Some people who work intensively with spreadsheets still view them as a form of job security because of their opacity. They think they’re indispensable because they are the only one who understands how their spreadsheet works. This is one of several reasons why their use persists in functions where they constitute more of a problem than a solution. However, these spreadsheet jockeys should recognize that their tools’ inherent inefficiency, lack of visibility and proneness to error make them vulnerable to being replaced by better technology. The real value of tax professionals is not their ability to overcome spreadsheet limitations. It’s in their training in understanding income taxes. Once freed from the drudgery of performing computations, massaging data and checking (two or three times) for errors, tax professionals can turn their attention to performing analytical work aimed at optimizing a company’s tax spend – and thus ensuring their value as employees.

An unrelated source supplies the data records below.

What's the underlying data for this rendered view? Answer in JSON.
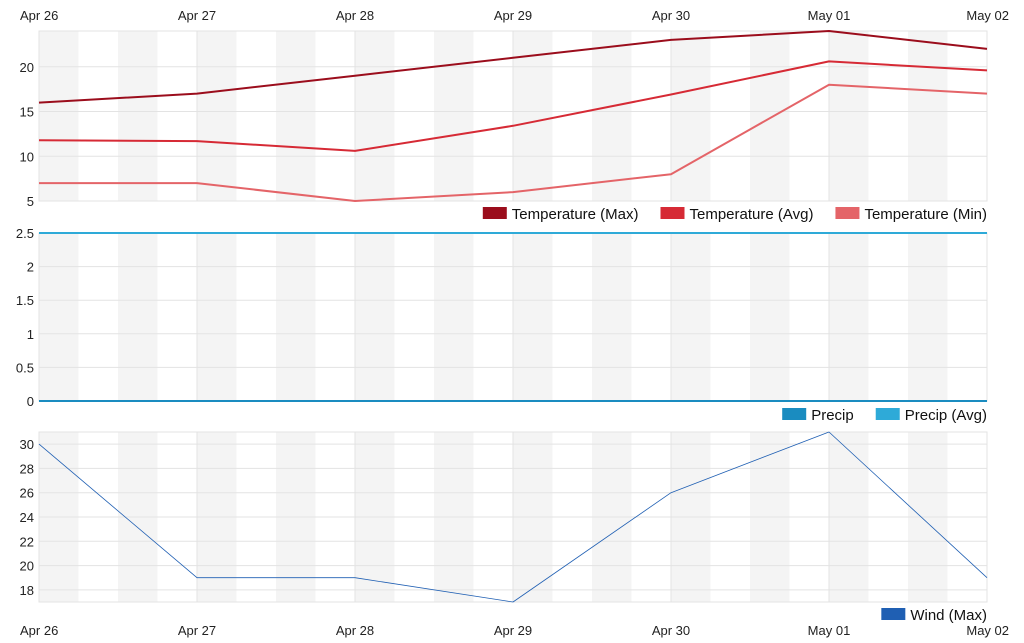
{
  "chart_data": [
    {
      "type": "line",
      "x": [
        "Apr 26",
        "Apr 27",
        "Apr 28",
        "Apr 29",
        "Apr 30",
        "May 01",
        "May 02"
      ],
      "ylim": [
        5,
        24
      ],
      "yticks": [
        "5",
        "10",
        "15",
        "20"
      ],
      "grid": true,
      "legend_position": "bottom-right",
      "series": [
        {
          "name": "Temperature (Max)",
          "color": "#9b0d1c",
          "values": [
            16,
            17,
            19,
            21,
            23,
            24,
            22
          ]
        },
        {
          "name": "Temperature (Avg)",
          "color": "#d62a35",
          "values": [
            11.8,
            11.7,
            10.6,
            13.4,
            16.9,
            20.6,
            19.6
          ]
        },
        {
          "name": "Temperature (Min)",
          "color": "#e46468",
          "values": [
            7,
            7,
            5,
            6,
            8,
            18,
            17
          ]
        }
      ]
    },
    {
      "type": "line",
      "x": [
        "Apr 26",
        "Apr 27",
        "Apr 28",
        "Apr 29",
        "Apr 30",
        "May 01",
        "May 02"
      ],
      "ylim": [
        0,
        2.5
      ],
      "yticks": [
        "0",
        "0.5",
        "1",
        "1.5",
        "2",
        "2.5"
      ],
      "grid": true,
      "legend_position": "bottom-right",
      "series": [
        {
          "name": "Precip",
          "color": "#1a8cc0",
          "values": [
            0,
            0,
            0,
            0,
            0,
            0,
            0
          ]
        },
        {
          "name": "Precip (Avg)",
          "color": "#2eaad8",
          "values": [
            2.5,
            2.5,
            2.5,
            2.5,
            2.5,
            2.5,
            2.5
          ]
        }
      ]
    },
    {
      "type": "line",
      "x": [
        "Apr 26",
        "Apr 27",
        "Apr 28",
        "Apr 29",
        "Apr 30",
        "May 01",
        "May 02"
      ],
      "ylim": [
        17,
        31
      ],
      "yticks": [
        "18",
        "20",
        "22",
        "24",
        "26",
        "28",
        "30"
      ],
      "grid": true,
      "legend_position": "bottom-right",
      "series": [
        {
          "name": "Wind (Max)",
          "color": "#1f5fb3",
          "values": [
            30,
            19,
            19,
            17,
            26,
            31,
            19
          ]
        }
      ]
    }
  ]
}
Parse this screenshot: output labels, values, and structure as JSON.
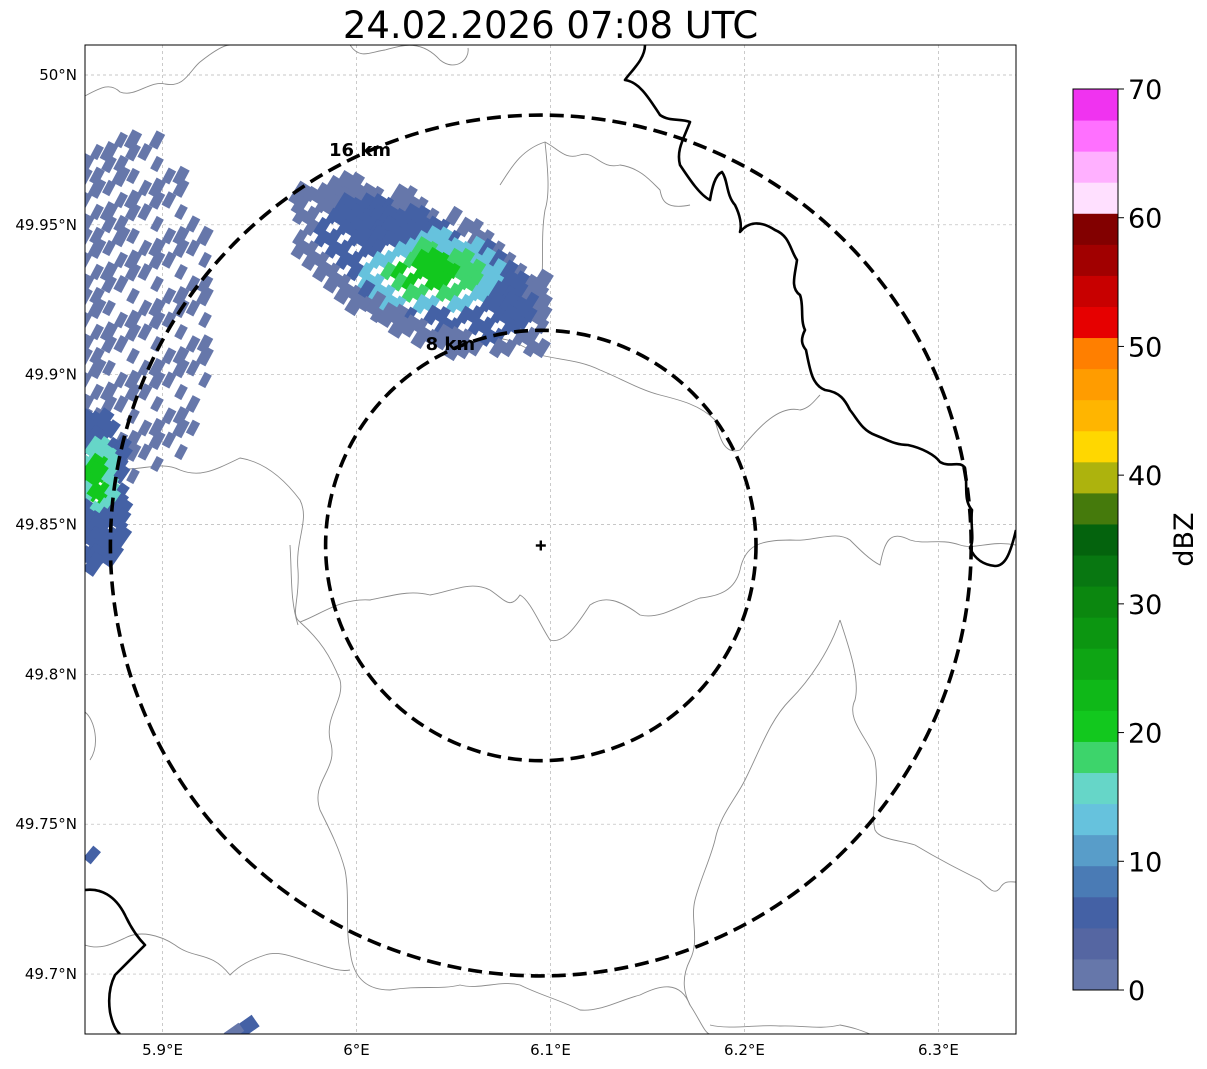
{
  "title": "24.02.2026 07:08 UTC",
  "map": {
    "lat_ticks": [
      {
        "value": 50.0,
        "label": "50°N"
      },
      {
        "value": 49.95,
        "label": "49.95°N"
      },
      {
        "value": 49.9,
        "label": "49.9°N"
      },
      {
        "value": 49.85,
        "label": "49.85°N"
      },
      {
        "value": 49.8,
        "label": "49.8°N"
      },
      {
        "value": 49.75,
        "label": "49.75°N"
      },
      {
        "value": 49.7,
        "label": "49.7°N"
      }
    ],
    "lon_ticks": [
      {
        "value": 5.9,
        "label": "5.9°E"
      },
      {
        "value": 6.0,
        "label": "6°E"
      },
      {
        "value": 6.1,
        "label": "6.1°E"
      },
      {
        "value": 6.2,
        "label": "6.2°E"
      },
      {
        "value": 6.3,
        "label": "6.3°E"
      }
    ],
    "extent": {
      "lon_min": 5.86,
      "lon_max": 6.34,
      "lat_min": 49.68,
      "lat_max": 50.01
    },
    "radar_site": {
      "lon": 6.095,
      "lat": 49.843,
      "marker": "plus-icon"
    },
    "range_rings": [
      {
        "radius_km": 8,
        "label": "8 km"
      },
      {
        "radius_km": 16,
        "label": "16 km"
      }
    ],
    "grid": true,
    "colors": {
      "border_national": "#000000",
      "border_regional": "#8c8c8c",
      "ring": "#000000"
    }
  },
  "colorbar": {
    "label": "dBZ",
    "min": 0,
    "max": 70,
    "step": 2.5,
    "ticks": [
      {
        "value": 0,
        "label": "0"
      },
      {
        "value": 10,
        "label": "10"
      },
      {
        "value": 20,
        "label": "20"
      },
      {
        "value": 30,
        "label": "30"
      },
      {
        "value": 40,
        "label": "40"
      },
      {
        "value": 50,
        "label": "50"
      },
      {
        "value": 60,
        "label": "60"
      },
      {
        "value": 70,
        "label": "70"
      }
    ],
    "colors": [
      "#6677aa",
      "#5566a2",
      "#4461a5",
      "#4a7bb5",
      "#589dc9",
      "#66c2dd",
      "#66d6c8",
      "#3dd46b",
      "#12c81e",
      "#0fb818",
      "#0ea514",
      "#0c9611",
      "#0b870f",
      "#087711",
      "#04630d",
      "#457a0c",
      "#adb30d",
      "#ffd700",
      "#ffb500",
      "#ff9c00",
      "#ff7f00",
      "#e60000",
      "#c80000",
      "#a10000",
      "#820000",
      "#ffe0ff",
      "#ffb0ff",
      "#ff70ff",
      "#f033f0"
    ]
  }
}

Midsize and larger organizations, especially those that operate in multiple direct (income) tax jurisdictions and that have an even moderately complex legal entity structure, must use dedicated software to automate their income tax provision and analysis functions. They must manage their tax-sensitized data using what I call a tax data warehouse of record. Tax departments must be able to tightly control the end-to-end process of taking numbers from source systems, constructing tax financial statements, calculating taxes owed and keeping track of cumulative amounts and other balance sheet items related to taxes. Transparency is the natural result of a having controlled process that uses a unified set of all relevant tax data. An authoritative data set makes tax department operations more efficient. As noted, reducing the time and effort to execute the tax department’s core functions frees up the time of tax professionals for more useful analysis. Having tax data and tax calculations that are immediately traceable, reproducible and permanently accessible provides company executives with greater certainty and reduces the risk of noncompliance and the attendant costs and reputation issues. Having an accurate and consistent tax data warehouse of record enables corporations and their tax departments to better execute tax planning, provisioning and compliance. Using dedicated software today rather than relying on spreadsheets helps the tax department, and those working in it, increase their strategic value today so they won’t be obsolete tomorrow.